'Broken' business rates regime needs overhaul

MPs are calling for fundamental reform of the business rates system, which they describe as unfair and ‘broken’, and are urging a future government to examine alternatives as soon as possible

A Treasury select committee inquiry said business rates generated £31bn of income for the government in 2018/19. Since being introduced in their current form in 1990, the revenue they have generated has outpaced inflation, and the committee says the government must explain whether this is a deliberate policy.

The inquiry found business rates do not fall upon all business equally, for example, they place a far greater cost on physical businesses, such as those on the high street, than those that rely more upon an online presence.

MPs said tweaking the current system through an increasingly complex web of reliefs does little to address the negative aspects of the tax and the Treasury should review all business rate reliefs to ensure that they remain necessary.

The committee was presented with numerous alternatives, including a land value tax, online sales levy, profits tax, single consolidated tax and hybrid tax.

It said further work is needed before it could recommend any proposal as a clearly superior alternative, but it wants the government to prepare a consultation on alternatives in time for Spring Statement 2020.

A new business rates appeal system checks Challenge Appeal (CCA) was introduced in 2017 to reduce the number of speculative appeals. However, the Valuation Office Agency (VOA) told the committee that as of March this year, 16,000 appeals made to the 2010 listing remained outstanding, years after they were first raised.

The committee described this as ‘unacceptable’, saying these lengthy delays bring the work of the VOA into disrepute and undermine trust in the UK tax system. It wants the government to reduce the statutory limit for checks and challenges to a maximum of six months.

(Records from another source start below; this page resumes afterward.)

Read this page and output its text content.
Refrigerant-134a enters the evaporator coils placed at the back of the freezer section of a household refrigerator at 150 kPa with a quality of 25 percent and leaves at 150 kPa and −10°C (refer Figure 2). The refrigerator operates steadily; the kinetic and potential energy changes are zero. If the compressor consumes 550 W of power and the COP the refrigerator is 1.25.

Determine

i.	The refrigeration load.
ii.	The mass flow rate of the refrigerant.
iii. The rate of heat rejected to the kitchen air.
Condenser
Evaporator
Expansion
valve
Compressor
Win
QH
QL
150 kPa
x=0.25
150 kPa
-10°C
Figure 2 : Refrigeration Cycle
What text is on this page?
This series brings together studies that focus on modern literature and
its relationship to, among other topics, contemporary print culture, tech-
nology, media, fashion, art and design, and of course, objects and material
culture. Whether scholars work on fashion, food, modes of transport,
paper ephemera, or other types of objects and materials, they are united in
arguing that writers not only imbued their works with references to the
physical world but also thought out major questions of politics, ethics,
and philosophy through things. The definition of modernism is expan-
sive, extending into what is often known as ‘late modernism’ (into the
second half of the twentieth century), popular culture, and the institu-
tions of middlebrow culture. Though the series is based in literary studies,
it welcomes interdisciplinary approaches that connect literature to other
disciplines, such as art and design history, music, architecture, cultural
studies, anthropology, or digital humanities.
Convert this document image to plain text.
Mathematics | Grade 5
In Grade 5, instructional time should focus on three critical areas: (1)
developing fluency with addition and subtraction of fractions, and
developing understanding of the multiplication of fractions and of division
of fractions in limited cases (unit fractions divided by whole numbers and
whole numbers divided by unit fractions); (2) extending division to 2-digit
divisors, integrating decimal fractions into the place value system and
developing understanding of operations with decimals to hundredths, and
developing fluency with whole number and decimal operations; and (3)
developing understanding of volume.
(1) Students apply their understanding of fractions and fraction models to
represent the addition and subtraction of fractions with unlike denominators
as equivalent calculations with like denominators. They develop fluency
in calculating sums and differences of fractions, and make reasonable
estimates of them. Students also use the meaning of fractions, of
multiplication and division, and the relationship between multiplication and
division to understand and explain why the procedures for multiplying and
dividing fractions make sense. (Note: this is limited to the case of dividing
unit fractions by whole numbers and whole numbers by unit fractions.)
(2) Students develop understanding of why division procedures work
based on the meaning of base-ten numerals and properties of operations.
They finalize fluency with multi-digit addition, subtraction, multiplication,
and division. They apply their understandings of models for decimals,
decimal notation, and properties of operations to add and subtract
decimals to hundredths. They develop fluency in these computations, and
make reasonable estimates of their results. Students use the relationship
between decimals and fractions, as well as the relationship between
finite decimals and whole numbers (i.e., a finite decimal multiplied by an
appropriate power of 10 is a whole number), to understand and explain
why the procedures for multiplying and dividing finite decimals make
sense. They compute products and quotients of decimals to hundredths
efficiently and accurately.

The report stated: ‘The CCA system has been in existence for just over two and a half years, during which it has remained in beta mode, and has encountered numerous problems. It is unacceptable to bring in a system that creates so many difficulties for taxpayers, for example, ratepayers with multiple properties.’

‘The VOA must address these problems. The VOA must also ensure that, if the gap between revaluations reduces from five years to three years will increase demands on the organisation, it is properly staffed to deliver its specialist role.’

Alison McGovern, the Treasury committee’s lead member for this inquiry, said: ‘It’s abundantly clear that the current Business Rates system is broken. The tax represents an increasing burden on businesses, particularly those with a physical high street presence struggling to remain competitive. Odd reliefs here and there are nothing more than sticking plasters to a system in urgent need of reform.’

‘The committee was presented with numerous alternatives to the current system, but none of them had been sufficiently modelled to examine who would be the winners and losers of any change. The government must examine such alternatives in time for Spring Statement 2020.’

Phil Hall, head of public affairs & public policy at AAT, said: ‘Anyone with the slightest understanding of our business rates system would probably agree that the system is not fit for purpose, so it’s no great surprise to see the Treasury committee reach the same conclusion.

‘There has been much debate about scrapping business rates and replacing them with a sales tax; an energy tax, profits tax, turnover tax or land value tax. As AAT made clear in its submission to the Committee earlier this year, each of these alternatives has advantages but they also offer varying degrees of disadvantage.

‘That’s why AAT concluded the only long term solution is for a cross-party, consultative approach to agreeing a fairer, simpler alternative to business rates – something that this Treasury select committee publication could be an important first step in achieving.’

AAT has proposed to improve the regime are moving from three yearly to annual revaluations, removing plant and machinery from the business rates system and changing transitional relief to ensure that before the end of a rating list, businesses can complete the transition, upward or downward, to their correct rateable value.